The Hippocampus and Neocortical Inhibitory Engrams Protect against Memory Interference.
Our experiences of everyday life often overlap, yet we are able to selectively recall individual memories to guide our behaviour. Here, we investigated how overlapping memories are protected from interfering with each other. Using non-invasive brain imaging and stimulation in healthy human volunteers, we show that two brain areas, the hippocampus and cortex, play an important role in guarding memories.

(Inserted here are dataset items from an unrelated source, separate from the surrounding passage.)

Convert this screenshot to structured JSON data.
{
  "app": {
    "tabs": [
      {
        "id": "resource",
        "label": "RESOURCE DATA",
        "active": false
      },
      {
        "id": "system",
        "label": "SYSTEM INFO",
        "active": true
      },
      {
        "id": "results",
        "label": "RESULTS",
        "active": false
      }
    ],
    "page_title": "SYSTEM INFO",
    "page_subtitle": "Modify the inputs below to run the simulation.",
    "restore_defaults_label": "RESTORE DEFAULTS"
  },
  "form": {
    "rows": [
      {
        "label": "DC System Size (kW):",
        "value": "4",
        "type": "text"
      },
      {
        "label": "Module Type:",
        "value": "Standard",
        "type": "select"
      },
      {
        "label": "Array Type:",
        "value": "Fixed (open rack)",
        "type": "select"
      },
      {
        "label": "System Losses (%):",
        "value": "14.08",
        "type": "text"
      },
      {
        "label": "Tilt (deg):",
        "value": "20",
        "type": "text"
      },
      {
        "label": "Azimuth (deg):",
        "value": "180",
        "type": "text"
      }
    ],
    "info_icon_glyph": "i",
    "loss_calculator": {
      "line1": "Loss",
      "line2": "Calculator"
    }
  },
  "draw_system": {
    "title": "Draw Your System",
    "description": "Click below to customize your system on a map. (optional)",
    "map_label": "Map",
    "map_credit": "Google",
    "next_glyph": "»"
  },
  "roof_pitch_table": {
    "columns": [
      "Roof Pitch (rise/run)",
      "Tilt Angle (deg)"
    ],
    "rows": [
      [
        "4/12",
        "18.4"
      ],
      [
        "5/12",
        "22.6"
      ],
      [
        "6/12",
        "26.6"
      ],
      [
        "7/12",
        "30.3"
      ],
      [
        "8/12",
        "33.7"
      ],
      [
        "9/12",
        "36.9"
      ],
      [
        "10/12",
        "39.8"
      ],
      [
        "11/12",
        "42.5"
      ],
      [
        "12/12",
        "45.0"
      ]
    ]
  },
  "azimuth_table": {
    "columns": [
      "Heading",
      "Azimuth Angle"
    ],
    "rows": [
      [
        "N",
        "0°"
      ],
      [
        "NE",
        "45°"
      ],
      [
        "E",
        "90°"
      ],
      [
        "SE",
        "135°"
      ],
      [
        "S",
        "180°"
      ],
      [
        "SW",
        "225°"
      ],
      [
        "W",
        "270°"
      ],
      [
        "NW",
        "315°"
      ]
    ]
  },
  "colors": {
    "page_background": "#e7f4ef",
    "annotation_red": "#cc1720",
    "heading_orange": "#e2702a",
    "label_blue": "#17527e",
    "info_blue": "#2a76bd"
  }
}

Our experiences often overlap with each other, yet we are able to selectively recall individual memories to guide decisions and future actions. The neural mechanisms that support such precise memory recall remain unclear. Here, using ultra-high field 7T MRI we reveal two distinct mechanisms that protect memories from interference. The first mechanism involves the hippocampus, where the blood-oxygen-level-dependent (BOLD) signal predicts behavioral measures of memory interference, and representations of context-dependent memories are pattern separated according to their relational overlap. The second mechanism involves neocortical inhibition. When we reduce the concentration of neocortical GABA using trans-cranial direct current stimulation (tDCS), neocortical memory interference increases in proportion to the reduction in GABA, which in turn predicts behavioral performance. These findings suggest that memory interference is mediated by both the hippocampus and neocortex, where the hippocampus separates overlapping but context-dependent memories using relational information, and neocortical inhibition prevents unwanted co-activation between overlapping memories.